The World Socialist Web Site spoke to John, who has worked for five years at the Vestas plant on the Isle of Wight, about the occupation that has been mounted to oppose the closure of the factory.  

John said, “Where we are at the moment is that Andrew Turner, the Isle of Wight MP, is now in the building. He’s in talks with the CEO—I suppose to see how he can resolve this. One of the big men from Unite has just turned up. 

“The police and security have just erected a fence all the way around the front to stop us getting food to our fellow workers. So they are basically being starved because we can’t get to them. 

“I’ve worked here five years. There are people that have been here nine years that stand to get quite a bit of redundancy money. And there are people that have been here only a few years and below that stand to get only a few hundred pounds. 

“We were told a few months ago that this job was going to give us a future. What industry could give us that at the moment? Now it’s come to this. 

“It’s between five and six hundred jobs that are affected. The unemployment situation on the Isle if Wight is terrible. This is going to cause big problems—not only the people who work here but also in the support companies. There’s going to be a lot of people affected. 

“I live on the island. There are a few office staff that come in on the boat in the morning, but predominantly the production staff is Isle of Wight based. 

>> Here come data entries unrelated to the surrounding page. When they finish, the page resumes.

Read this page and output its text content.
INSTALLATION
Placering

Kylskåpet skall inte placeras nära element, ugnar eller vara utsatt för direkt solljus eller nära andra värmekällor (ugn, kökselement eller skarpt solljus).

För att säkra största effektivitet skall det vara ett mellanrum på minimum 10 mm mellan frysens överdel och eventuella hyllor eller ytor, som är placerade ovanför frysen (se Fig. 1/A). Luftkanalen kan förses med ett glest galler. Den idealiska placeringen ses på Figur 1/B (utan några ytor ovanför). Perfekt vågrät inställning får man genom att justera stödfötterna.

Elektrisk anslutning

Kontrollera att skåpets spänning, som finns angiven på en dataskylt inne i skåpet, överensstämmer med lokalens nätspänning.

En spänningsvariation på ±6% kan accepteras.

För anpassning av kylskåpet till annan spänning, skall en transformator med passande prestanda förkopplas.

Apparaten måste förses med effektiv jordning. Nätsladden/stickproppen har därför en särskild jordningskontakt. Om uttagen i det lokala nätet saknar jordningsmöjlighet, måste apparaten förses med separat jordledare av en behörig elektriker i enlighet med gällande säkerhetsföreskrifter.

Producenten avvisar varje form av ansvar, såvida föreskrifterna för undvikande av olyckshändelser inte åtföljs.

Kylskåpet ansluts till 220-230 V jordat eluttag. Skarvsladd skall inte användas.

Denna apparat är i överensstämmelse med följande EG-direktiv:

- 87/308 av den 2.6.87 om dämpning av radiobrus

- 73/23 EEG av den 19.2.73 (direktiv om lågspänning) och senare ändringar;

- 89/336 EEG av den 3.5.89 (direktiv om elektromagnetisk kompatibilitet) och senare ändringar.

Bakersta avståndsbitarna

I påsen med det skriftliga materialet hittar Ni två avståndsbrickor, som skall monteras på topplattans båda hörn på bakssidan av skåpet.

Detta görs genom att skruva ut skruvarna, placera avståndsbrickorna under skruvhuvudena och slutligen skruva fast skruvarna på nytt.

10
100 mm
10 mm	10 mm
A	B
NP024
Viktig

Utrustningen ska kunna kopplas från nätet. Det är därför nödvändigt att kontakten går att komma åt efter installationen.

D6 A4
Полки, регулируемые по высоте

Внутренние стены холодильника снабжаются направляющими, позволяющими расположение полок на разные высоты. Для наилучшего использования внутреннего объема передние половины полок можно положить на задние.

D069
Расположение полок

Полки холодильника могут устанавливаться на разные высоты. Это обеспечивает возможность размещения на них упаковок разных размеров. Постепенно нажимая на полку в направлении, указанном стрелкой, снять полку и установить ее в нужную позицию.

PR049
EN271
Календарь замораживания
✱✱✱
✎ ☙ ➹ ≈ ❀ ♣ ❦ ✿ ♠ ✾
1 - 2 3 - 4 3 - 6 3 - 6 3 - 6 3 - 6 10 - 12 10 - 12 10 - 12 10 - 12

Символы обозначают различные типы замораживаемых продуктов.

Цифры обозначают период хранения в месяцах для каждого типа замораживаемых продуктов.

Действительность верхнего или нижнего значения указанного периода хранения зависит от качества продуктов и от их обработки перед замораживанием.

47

“As you might have seen the news earlier, a few people did get in and some food was got into the occupation. There was another attempt about half an hour ago, but now the police are all around the front of the building.

“At the plant we build onshore wind turbines, which the pot is not very big for in the UK at the moment. There are a lot of people contesting sites that have been put forward for where they are going to go. It is just not being embraced.

“A lot of the British market is going to be offshore turbines, which we don’t make. We haven’t got the moulds for them. That’s not to say things couldn’t be changed to do that. 

“The Chinese and American markets are booming. They’re the ones that are taking off at the moment and the money’s there now. And production will obviously be cheaper in China as well. It seems the company are just moving from place to place. If they can make £100 million here and £100 million there and use cheaper workers they just do that.

“The firm seems to just come in, get the technology or whatever and then they are out. It’s just a hire and fire company. 

 “Those people in there definitely want to be heard. We have support from other workers.”